À cette dimension de justice civile a été ajoutée une dimension de justice fiscale. Le Sénat et notre assemblée se sont entendus pour adopter un dispositif devant faciliter l'obtention de la décharge de solidarité fiscale pour les victimes de leurs ex-conjoints endettés. Ainsi, des ex-épouses – ou ex-partenaires de pacs – ont appris un jour que leur ex-mari – ou ex-partenaire de pacs – avait contracté des dettes auprès de l'administration fiscale pendant leur vie conjointe, dettes dont elles restaient redevables. J'emploie le terme d'ex-épouses parce que les victimes sont des femmes dans la très grande majorité des cas.

Cette situation inique persistait, même en cas de pacs ou de mariage sous le régime de la séparation des biens, parce que l'impôt est dû solidairement en cas d'imposition commune. La commission mixte paritaire a été conclusive ; elle a adopté le mécanisme visant à reconnaître que les victimes de violences conjugales ne sont pas responsables de la dette fiscale de leur ex-conjoint, ce qui constitue un pas en avant.

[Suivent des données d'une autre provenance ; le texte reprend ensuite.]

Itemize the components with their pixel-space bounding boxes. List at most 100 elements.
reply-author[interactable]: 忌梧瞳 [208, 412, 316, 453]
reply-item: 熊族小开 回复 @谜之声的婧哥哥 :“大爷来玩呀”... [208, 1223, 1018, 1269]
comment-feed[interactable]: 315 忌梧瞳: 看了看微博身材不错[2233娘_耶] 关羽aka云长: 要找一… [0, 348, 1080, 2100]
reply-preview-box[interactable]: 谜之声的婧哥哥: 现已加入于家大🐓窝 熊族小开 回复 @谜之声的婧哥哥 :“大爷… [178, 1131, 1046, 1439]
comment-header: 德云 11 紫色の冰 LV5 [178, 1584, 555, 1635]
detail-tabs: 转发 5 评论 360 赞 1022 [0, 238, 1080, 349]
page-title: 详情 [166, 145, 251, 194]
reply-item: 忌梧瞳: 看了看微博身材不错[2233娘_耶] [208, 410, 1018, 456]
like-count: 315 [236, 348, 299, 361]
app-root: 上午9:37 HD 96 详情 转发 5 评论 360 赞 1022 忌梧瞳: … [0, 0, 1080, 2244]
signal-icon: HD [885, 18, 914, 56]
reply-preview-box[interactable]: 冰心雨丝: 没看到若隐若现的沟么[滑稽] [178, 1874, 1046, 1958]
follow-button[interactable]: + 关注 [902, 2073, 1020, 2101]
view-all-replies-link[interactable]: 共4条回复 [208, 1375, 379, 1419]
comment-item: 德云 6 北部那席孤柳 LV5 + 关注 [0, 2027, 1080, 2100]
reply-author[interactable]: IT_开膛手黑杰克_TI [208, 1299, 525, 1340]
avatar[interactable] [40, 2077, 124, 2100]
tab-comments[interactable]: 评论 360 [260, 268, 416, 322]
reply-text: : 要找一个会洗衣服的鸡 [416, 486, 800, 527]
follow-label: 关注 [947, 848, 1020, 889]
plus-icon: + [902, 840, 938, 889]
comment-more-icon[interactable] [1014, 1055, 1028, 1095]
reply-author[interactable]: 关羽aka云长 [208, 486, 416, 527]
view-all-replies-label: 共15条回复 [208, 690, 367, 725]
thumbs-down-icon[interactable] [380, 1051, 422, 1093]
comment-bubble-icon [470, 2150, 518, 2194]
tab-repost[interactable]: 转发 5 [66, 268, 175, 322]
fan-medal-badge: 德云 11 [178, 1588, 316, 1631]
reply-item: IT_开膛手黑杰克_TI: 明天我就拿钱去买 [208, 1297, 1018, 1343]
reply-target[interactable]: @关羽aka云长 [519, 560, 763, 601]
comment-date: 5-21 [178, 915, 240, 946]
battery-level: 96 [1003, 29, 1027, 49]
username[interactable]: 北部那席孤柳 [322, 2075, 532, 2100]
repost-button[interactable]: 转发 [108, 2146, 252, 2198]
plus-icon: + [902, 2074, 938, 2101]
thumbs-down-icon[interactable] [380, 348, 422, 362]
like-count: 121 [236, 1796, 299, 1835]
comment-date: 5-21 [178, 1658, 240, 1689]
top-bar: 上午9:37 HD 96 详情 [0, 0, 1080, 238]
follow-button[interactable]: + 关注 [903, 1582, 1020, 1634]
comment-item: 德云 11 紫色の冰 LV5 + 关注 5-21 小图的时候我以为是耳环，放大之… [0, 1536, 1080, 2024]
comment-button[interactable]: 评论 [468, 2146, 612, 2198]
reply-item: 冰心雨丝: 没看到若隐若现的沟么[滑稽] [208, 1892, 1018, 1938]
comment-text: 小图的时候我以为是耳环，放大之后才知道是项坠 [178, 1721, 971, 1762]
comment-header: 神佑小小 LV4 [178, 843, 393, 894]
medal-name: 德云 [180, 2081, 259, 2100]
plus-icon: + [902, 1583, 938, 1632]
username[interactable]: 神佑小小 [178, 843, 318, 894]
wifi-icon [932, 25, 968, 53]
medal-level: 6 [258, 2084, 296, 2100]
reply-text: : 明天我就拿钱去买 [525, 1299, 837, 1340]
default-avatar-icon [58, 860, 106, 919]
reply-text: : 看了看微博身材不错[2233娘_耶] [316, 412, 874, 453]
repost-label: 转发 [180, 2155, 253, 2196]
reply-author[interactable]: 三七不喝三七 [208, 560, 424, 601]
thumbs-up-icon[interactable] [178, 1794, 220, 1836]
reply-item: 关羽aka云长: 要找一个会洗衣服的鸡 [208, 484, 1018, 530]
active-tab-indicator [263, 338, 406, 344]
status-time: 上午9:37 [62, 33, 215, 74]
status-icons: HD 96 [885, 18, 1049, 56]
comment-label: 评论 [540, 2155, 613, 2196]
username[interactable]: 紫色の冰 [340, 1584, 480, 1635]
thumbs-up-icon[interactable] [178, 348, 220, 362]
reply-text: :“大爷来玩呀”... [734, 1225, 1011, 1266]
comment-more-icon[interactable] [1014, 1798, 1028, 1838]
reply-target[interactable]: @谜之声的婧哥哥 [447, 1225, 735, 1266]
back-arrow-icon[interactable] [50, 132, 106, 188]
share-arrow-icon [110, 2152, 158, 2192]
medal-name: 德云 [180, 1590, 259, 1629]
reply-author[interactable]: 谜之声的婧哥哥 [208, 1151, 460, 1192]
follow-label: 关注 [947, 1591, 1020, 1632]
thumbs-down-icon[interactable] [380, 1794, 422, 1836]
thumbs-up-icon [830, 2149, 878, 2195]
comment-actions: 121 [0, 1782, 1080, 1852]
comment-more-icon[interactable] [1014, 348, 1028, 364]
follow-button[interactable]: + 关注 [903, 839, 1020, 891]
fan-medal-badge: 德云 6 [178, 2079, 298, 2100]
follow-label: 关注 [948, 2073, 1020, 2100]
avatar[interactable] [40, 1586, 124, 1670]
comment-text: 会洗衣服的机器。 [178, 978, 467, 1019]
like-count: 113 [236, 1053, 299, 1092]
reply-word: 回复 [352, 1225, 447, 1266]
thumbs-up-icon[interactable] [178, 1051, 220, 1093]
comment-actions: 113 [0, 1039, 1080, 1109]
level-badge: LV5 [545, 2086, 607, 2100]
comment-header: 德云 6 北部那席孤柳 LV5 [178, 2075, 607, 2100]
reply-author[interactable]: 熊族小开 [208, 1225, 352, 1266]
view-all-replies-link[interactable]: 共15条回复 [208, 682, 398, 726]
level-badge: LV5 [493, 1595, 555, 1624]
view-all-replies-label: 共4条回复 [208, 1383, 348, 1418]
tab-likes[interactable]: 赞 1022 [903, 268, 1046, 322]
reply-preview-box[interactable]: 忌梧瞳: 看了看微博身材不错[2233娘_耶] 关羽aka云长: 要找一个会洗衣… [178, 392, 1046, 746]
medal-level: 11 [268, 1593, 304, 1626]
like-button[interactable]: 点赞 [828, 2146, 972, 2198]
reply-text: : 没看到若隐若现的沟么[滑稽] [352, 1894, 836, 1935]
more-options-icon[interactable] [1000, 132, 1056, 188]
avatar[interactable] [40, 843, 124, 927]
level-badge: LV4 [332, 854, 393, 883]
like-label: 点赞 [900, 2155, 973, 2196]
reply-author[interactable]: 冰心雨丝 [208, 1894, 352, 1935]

Le critère retenu – une distorsion marquée entre le montant de la dette et la situation financière et patrimoniale nette du demandeur de l'exonération – sera interprété par le ministère, ce qui suppose une lecture plus neutre de la part de l'administration. On peut espérer que les contribuables qui pourront apporter la preuve qu'ils sont étrangers aux dettes contractées par leur ex-conjoint pourront bénéficier d'une exonération de leur paiement. Je précise que l'administration conservera le contrôle de la procédure d'exonération.

Les dispositions de ce texte amélioreront la situation et contribueront à l'avènement d'une égalité réelle. En matière de fiscalité comme en d'autres, le législateur peut corriger les injustices légales, mais l'application des dispositions de la loi dépend de leur interprétation conforme par l'administration. Or les principes posés par la loi font trop souvent l'objet d'une interprétation restrictive ; les textes réglementaires, les circulaires et les directives, bien que conformes aux dispositions législatives, limitent parfois moins la générosité du texte que la recherche de l'intérêt général, à tel point que législateur doit remettre sur le métier son ouvrage pour en garantir l'application souhaitée.

S'agissant du présent texte, nous ne pouvons qu'espérer qu'un tel retour ne sera pas nécessaire.

La proposition de loi de notre collègue Hubert Ott et du groupe MODEM a été améliorée au long de sa discussion par les deux assemblées, ce dont nous ne pouvons que nous féliciter. Le groupe Socialistes et apparentés a apporté et apporte encore aujourd'hui son soutien plein et entier au texte tel qu'il a été amendé et enrichi et, comme les autres groupes, il sera attentif à son application conforme au souhait unanimement exprimé par nos deux assemblées.